Exuberant Over Greenspan
When President Clinton announced at a press conference Tuesday that he was nominating Alan Greenspan for another four-year term as chairman of the Federal Reserve, he told the veteran economist to stand in a specific spot. "This is the only time I'm interfering with the independence of the Fed," the president joked.
Publicly, the Clinton administration has never challenged Fed monetary policy. Who knows what "pretty pleases" have been made by Mr. Clinton or the Secretary of the Treasury at private sessions with Mr. Greenspan, say as an election approached. But Greenspan has done such a good job of managing monetary policy in his 12 years on the job that Clinton can only be grateful. The economy is thriving.

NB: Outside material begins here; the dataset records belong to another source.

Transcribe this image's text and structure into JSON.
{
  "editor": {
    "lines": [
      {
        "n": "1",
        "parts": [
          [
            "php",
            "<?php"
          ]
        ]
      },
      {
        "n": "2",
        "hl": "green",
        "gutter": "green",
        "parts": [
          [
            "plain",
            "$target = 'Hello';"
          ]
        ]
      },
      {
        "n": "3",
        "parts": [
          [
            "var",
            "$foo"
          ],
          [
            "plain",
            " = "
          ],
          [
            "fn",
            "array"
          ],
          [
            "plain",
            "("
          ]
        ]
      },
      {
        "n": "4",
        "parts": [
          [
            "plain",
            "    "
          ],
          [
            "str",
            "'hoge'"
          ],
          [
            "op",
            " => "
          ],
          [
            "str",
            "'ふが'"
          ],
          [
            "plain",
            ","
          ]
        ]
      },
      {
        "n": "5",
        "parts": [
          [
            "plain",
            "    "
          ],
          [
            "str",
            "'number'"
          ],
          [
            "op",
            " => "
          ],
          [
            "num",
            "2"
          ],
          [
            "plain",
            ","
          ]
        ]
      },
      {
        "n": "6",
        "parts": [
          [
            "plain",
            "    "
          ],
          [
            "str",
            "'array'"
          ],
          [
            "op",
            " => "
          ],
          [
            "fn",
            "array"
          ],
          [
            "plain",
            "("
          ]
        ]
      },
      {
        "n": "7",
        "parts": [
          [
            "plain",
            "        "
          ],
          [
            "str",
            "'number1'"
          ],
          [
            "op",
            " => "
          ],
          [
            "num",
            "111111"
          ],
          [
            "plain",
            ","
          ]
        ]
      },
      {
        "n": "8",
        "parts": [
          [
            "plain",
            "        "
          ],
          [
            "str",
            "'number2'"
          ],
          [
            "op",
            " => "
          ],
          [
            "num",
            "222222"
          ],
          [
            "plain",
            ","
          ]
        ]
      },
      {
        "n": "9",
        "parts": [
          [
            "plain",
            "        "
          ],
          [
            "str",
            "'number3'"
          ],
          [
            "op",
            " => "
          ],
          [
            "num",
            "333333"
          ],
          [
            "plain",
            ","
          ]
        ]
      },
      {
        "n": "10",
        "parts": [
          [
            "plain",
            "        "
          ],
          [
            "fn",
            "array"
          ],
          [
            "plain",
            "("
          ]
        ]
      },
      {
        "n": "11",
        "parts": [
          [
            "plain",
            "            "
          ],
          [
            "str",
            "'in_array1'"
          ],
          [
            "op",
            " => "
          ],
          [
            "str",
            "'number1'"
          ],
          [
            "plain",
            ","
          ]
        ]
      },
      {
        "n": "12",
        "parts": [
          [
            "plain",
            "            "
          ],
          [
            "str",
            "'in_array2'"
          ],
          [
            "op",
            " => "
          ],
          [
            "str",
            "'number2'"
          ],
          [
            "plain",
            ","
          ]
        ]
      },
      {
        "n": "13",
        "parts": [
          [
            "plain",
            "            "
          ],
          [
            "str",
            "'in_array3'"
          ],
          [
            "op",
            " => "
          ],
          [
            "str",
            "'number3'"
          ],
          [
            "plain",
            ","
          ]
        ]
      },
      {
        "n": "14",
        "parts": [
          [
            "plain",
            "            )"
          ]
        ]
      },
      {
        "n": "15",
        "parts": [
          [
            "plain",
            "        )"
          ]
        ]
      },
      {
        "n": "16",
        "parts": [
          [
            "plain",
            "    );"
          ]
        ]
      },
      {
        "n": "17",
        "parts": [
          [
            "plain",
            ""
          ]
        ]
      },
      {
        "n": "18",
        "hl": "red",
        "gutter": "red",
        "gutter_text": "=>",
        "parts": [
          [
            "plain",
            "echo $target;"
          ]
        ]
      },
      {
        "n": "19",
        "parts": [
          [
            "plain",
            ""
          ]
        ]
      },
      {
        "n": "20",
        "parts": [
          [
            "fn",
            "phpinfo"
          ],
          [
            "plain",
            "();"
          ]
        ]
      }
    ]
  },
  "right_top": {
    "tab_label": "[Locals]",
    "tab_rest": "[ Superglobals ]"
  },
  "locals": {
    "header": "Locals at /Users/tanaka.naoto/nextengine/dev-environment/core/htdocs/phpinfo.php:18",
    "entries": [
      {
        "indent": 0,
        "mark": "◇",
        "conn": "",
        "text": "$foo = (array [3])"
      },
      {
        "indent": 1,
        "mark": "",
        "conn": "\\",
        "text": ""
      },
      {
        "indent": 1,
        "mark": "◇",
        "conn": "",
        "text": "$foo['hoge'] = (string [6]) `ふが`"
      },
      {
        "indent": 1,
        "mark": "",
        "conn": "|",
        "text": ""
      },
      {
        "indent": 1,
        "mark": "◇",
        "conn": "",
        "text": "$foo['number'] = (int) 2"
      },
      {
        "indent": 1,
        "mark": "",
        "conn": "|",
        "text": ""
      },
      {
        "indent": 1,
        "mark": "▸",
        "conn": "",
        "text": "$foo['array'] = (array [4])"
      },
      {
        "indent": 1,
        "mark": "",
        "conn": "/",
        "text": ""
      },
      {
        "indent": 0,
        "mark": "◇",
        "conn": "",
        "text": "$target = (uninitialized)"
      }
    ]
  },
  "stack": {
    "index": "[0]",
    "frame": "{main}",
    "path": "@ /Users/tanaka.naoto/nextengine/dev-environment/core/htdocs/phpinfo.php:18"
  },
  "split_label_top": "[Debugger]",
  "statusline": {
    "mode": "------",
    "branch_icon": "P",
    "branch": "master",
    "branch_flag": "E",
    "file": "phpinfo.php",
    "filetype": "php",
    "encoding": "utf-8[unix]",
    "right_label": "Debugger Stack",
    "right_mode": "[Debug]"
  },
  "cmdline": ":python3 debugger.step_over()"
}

Clinton rightly spoke of the chairman's "rare combination of technical expertise, sophisticated analysis, and old-fashioned common sense."
One of Greenspan's notable accomplishments occurred two months after he took office. In October 1987, the Dow Jones Industrial Average plunged 508 points, or 22.61 percent. The Fed leaped to the market's assistance with promises of liquidity and a burst of extra money. The United States economy sailed through the excitement almost untouched.
Another less dramatic success happened a decade later when the unemployment rate dropped below 5 percent. Many economists were saying that an unemployment rate under 6 percent would kick off more inflation. Greenspan ignored the clamor and didn't try to halt the expansion. So we have the combination today of prosperity, low inflation, and low unemployment.
A third Greenspan achievement has been opening up Fed policymaking to greater public transparency. Fed decisions are announced right after they are made, with no apparent harm to markets. Previously only professional Fed watchers dared read the Fed's tea leaves. Now its policy is more understandable to the general public.
So we are delighted to see Greenspan get another go at a job he apparently just loves. The Senate certainly isn't likely to block his appointment. That would risk antagonizing not only Wall Street, but a world financial community that welcomes Greenspan's steady hand on the economic tiller.